Canyon Crest has participated in the annual event every year since the school opened in August 2004. In those six years, students have taken home four trophies, but until now their highest finish was third place two years ago.
Science Olympiad is a nationally organized competition in biology, chemistry, physics and engineering. This year 65 teams from 23 high schools competed in a total of 23 events. Each school may send up to six teams with no more than 15 students per team. Canyon Crest, which sent five teams comprising 67 students from all grade levels, ended the day with the highest cumulative score.
Events included lab tests in areas such as forensics and chemistry, written exams and building and testing devices such as trajectories that must meet specific criteria and perform specific tasks.
The Canyon Crest team was coordinated by Matthew’s mother, Jennifer Voss, with physics teacher John Danssaert acting as faculty advisor. Also helping out were science teachers Kaveh Shakeri and Ariel Hass and several parent volunteers who spent the five or six months leading up to the competition working with students after school, on weekends and during holidays.
Sessions involved learning science facts, concepts, processes and applications as well as building devices such as mousetrap vehicles, bridges and catapults.
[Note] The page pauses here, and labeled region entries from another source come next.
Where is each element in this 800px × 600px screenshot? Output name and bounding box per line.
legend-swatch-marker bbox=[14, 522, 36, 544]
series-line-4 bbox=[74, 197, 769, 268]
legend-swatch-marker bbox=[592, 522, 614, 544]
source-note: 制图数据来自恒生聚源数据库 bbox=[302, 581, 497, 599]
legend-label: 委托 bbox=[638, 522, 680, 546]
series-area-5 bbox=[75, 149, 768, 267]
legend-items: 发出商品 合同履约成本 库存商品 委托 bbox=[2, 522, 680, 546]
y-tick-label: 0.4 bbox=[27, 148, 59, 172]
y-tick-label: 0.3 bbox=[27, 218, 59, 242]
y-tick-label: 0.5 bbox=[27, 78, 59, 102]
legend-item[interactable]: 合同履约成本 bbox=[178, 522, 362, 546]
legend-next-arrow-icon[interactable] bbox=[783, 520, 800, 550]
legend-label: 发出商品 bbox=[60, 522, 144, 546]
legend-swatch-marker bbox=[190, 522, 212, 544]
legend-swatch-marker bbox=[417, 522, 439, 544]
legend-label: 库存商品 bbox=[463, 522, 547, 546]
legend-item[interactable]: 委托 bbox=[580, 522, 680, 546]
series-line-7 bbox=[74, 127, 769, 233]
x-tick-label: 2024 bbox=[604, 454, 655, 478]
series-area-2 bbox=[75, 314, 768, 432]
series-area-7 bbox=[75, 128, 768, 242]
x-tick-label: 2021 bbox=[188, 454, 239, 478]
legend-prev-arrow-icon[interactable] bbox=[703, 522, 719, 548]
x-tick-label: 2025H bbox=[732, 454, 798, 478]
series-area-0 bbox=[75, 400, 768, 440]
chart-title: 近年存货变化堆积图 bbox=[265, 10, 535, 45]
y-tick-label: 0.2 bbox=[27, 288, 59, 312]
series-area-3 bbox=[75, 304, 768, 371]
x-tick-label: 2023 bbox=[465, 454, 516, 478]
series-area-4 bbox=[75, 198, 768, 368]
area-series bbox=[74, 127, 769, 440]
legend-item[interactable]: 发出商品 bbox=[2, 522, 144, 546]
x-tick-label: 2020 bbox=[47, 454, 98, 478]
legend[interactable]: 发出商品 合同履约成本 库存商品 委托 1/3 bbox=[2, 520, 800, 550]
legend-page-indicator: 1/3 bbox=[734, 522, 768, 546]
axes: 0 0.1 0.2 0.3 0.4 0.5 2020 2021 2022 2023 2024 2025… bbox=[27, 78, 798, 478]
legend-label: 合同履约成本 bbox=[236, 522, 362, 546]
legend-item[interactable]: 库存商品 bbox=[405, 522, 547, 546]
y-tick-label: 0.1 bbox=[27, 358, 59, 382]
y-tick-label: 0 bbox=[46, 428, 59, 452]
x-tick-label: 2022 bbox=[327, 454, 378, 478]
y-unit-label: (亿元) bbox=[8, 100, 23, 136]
Depending on the project, students spent between one and three hours per week preparing for the competition.
Jackson described the week or so before the event as “scary days.” She said she spent five hours one day after school perfecting her project, which eventually took fourth place.
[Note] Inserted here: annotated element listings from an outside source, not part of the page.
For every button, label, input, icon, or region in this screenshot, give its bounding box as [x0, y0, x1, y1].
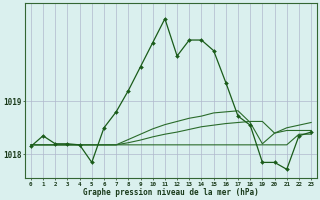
- X-axis label: Graphe pression niveau de la mer (hPa): Graphe pression niveau de la mer (hPa): [83, 188, 259, 197]
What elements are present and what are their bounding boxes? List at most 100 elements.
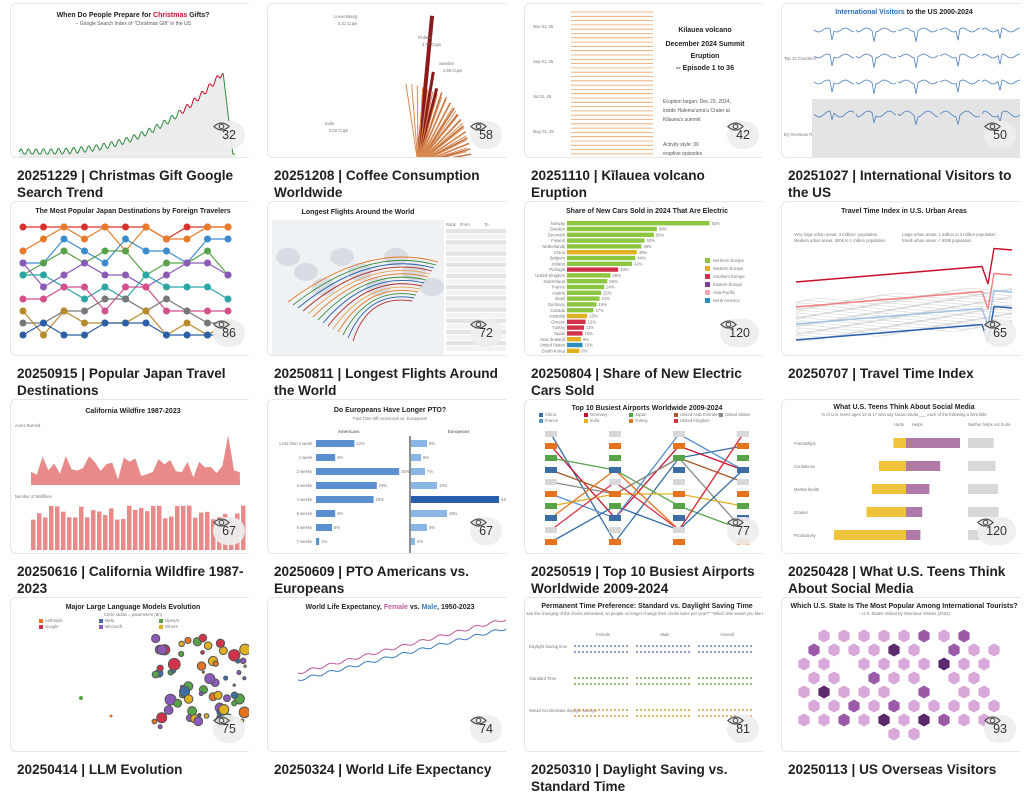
gallery-card[interactable]: Permanent Time Preference: Standard vs. …: [519, 597, 763, 794]
card-title[interactable]: 20251027 | International Visitors to the…: [788, 168, 1012, 200]
card-title[interactable]: 20250915 | Popular Japan Travel Destinat…: [17, 366, 226, 398]
gallery-card[interactable]: Travel Time Index in U.S. Urban Areas Ver…: [776, 201, 1020, 398]
card-title[interactable]: 20250310 | Daylight Saving vs. Standard …: [531, 762, 728, 794]
card-title[interactable]: 20250324 | World Life Expectancy: [274, 762, 492, 777]
gallery-card[interactable]: What U.S. Teens Think About Social Media…: [776, 399, 1020, 596]
coffee-ray: [437, 147, 468, 157]
hurts-bar: [879, 461, 906, 471]
card-title[interactable]: 20250609 | PTO Americans vs. Europeans: [274, 564, 469, 596]
card-thumbnail[interactable]: Travel Time Index in U.S. Urban Areas Ver…: [781, 201, 1020, 356]
person-icon: [668, 683, 670, 685]
person-icon: [636, 715, 638, 717]
heading-part: vs.: [408, 604, 422, 611]
card-thumbnail[interactable]: Longest Flights Around the World Rank From…: [267, 201, 506, 356]
eu-value: 8%: [429, 441, 435, 446]
thumb-subheading: Eruption: [691, 53, 720, 60]
rank-dot: [81, 331, 88, 339]
state-hex: [808, 643, 820, 657]
card-thumbnail[interactable]: Top 10 Busiest Airports Worldwide 2009-2…: [524, 399, 763, 554]
person-icon: [680, 651, 682, 653]
gallery-card[interactable]: Luxembourg 5.31 Cups Finland 3.77 Cups Swede…: [262, 3, 506, 200]
card-thumbnail[interactable]: Luxembourg 5.31 Cups Finland 3.77 Cups Swede…: [267, 3, 506, 158]
gallery-card[interactable]: Top 10 Busiest Airports Worldwide 2009-2…: [519, 399, 763, 596]
card-thumbnail[interactable]: When Do People Prepare for Christmas Gif…: [10, 3, 249, 158]
legend-label: India: [590, 418, 600, 423]
card-thumbnail[interactable]: The Most Popular Japan Destinations by F…: [10, 201, 249, 356]
card-title[interactable]: 20250804 | Share of New Electric Cars So…: [531, 366, 742, 398]
coffee-ray: [422, 110, 457, 157]
mini-trend: [897, 53, 939, 68]
person-icon: [742, 709, 744, 711]
card-thumbnail[interactable]: World Life Expectancy, Female vs. Male, …: [267, 597, 506, 752]
country-label: Belgium: [550, 256, 566, 261]
airport-box: [545, 479, 557, 485]
wildfire-bar: [157, 505, 162, 550]
legend-swatch: [705, 258, 710, 263]
legend-swatch: [39, 625, 43, 629]
card-title[interactable]: 20251110 | Kīlauea volcano Eruption: [531, 168, 705, 200]
gallery-card[interactable]: World Life Expectancy, Female vs. Male, …: [262, 597, 506, 794]
us-bar: [316, 482, 377, 489]
card-thumbnail[interactable]: Nov 01, 25 Sep 01, 25 Jul 01, 25 May 01, 25…: [524, 3, 763, 158]
table-row: [446, 251, 506, 256]
card-title[interactable]: 20251229 | Christmas Gift Google Search …: [17, 168, 234, 200]
gallery-card[interactable]: Do Europeans Have Longer PTO? Paid Time O…: [262, 399, 506, 596]
gallery-card[interactable]: The Most Popular Japan Destinations by F…: [5, 201, 249, 398]
model-bubble: [201, 670, 205, 674]
card-title[interactable]: 20251208 | Coffee Consumption Worldwide: [274, 168, 480, 200]
card-title[interactable]: 20250811 | Longest Flights Around the Wo…: [274, 366, 498, 398]
person-icon: [710, 683, 712, 685]
heading-part: Christmas: [153, 12, 187, 19]
card-thumbnail[interactable]: Permanent Time Preference: Standard vs. …: [524, 597, 763, 752]
card-thumbnail[interactable]: International Visitors to the US 2000-20…: [781, 3, 1020, 158]
person-icon: [676, 651, 678, 653]
view-count-badge: 32: [213, 121, 245, 149]
person-icon: [644, 683, 646, 685]
gallery-card[interactable]: Longest Flights Around the World Rank From…: [262, 201, 506, 398]
gallery-card[interactable]: International Visitors to the US 2000-20…: [776, 3, 1020, 200]
gallery-card[interactable]: Major Large Language Models Evolution Cir…: [5, 597, 249, 794]
gallery-card[interactable]: Which U.S. State Is The Most Popular Amo…: [776, 597, 1020, 794]
card-thumbnail[interactable]: Which U.S. State Is The Most Popular Amo…: [781, 597, 1020, 752]
us-value: 19%: [379, 483, 388, 488]
person-icon: [640, 683, 642, 685]
card-thumbnail[interactable]: Major Large Language Models Evolution Cir…: [10, 597, 249, 752]
row-label: Grades: [794, 510, 808, 515]
gallery-card[interactable]: Nov 01, 25 Sep 01, 25 Jul 01, 25 May 01, 25…: [519, 3, 763, 200]
card-title[interactable]: 20250414 | LLM Evolution: [17, 762, 183, 777]
card-title[interactable]: 20250519 | Top 10 Busiest Airports World…: [531, 564, 755, 596]
mini-trend: [813, 27, 855, 41]
person-icon: [644, 709, 646, 711]
share-bar: [567, 244, 642, 249]
card-thumbnail[interactable]: Share of New Cars Sold in 2024 That Are …: [524, 201, 763, 356]
state-hex: [858, 685, 870, 699]
card-thumbnail[interactable]: California Wildfire 1987-2023 Acres Burne…: [10, 399, 249, 554]
gallery-card[interactable]: California Wildfire 1987-2023 Acres Burne…: [5, 399, 249, 596]
coffee-ray: [421, 107, 454, 157]
rank-dot: [163, 283, 170, 291]
person-icon: [626, 677, 628, 679]
rank-dot: [163, 247, 170, 255]
card-title[interactable]: 20250428 | What U.S. Teens Think About S…: [788, 564, 1006, 596]
coffee-value: 0.02 Cups: [329, 128, 348, 133]
card-title[interactable]: 20250616 | California Wildfire 1987-2023: [17, 564, 244, 596]
rank-dot: [60, 235, 68, 243]
state-hex: [938, 713, 950, 727]
legend-label: Anthropic: [45, 618, 63, 623]
card-thumbnail[interactable]: Do Europeans Have Longer PTO? Paid Time O…: [267, 399, 506, 554]
person-icon: [684, 709, 686, 711]
view-count: 77: [736, 524, 750, 538]
flight-path: [317, 276, 427, 321]
gallery-card[interactable]: Share of New Cars Sold in 2024 That Are …: [519, 201, 763, 398]
person-icon: [574, 651, 576, 653]
card-title[interactable]: 20250707 | Travel Time Index: [788, 366, 974, 381]
card-thumbnail[interactable]: What U.S. Teens Think About Social Media…: [781, 399, 1020, 554]
card-title[interactable]: 20250113 | US Overseas Visitors: [788, 762, 997, 777]
person-icon: [668, 715, 670, 717]
view-count: 67: [222, 524, 236, 538]
gallery-card[interactable]: When Do People Prepare for Christmas Gif…: [5, 3, 249, 200]
wildfire-bar: [121, 518, 126, 550]
eye-icon: [720, 320, 738, 329]
person-icon: [714, 683, 716, 685]
person-icon: [710, 709, 712, 711]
As the faculty advisor, Danssaert said he mostly observed and provided the classroom in which to work. “These kids are amazing,” he said. “Their self-motivation is inspiring. They’re a special group.”
The 15 students with the highest scores in the regional event, including three freshmen, will compete in the state competition April 10 at Cabrillo High School in Long Beach. Canyon Crest finished third in that event last year.
Because Canyon Crest is a young school, the Science Olympiad team is still in development mode. It is a no-cut program and, unlike at some schools, students can pick the events they want to participate in rather than be assigned to them, Voss said.
Voss, who has been participating in Science Olympiad since middle school, said he spent a lot of time during his high school years recruiting members by networking with friends, talking to teachers and setting up an information table during other school events.
This was Jackson’s first year with the program, which she said she joined “because Matthew told me to.” Some members joined a week before the competition, Voss said, adding that one of the toughest aspects of the club is not having a tried-and-true program in place like some of their opponents.
“We don’t have a lot of background,” he said. “We’re starting from scratch.” Based on their performance at this year’s competition, that doesn’t appear to be holding these students back.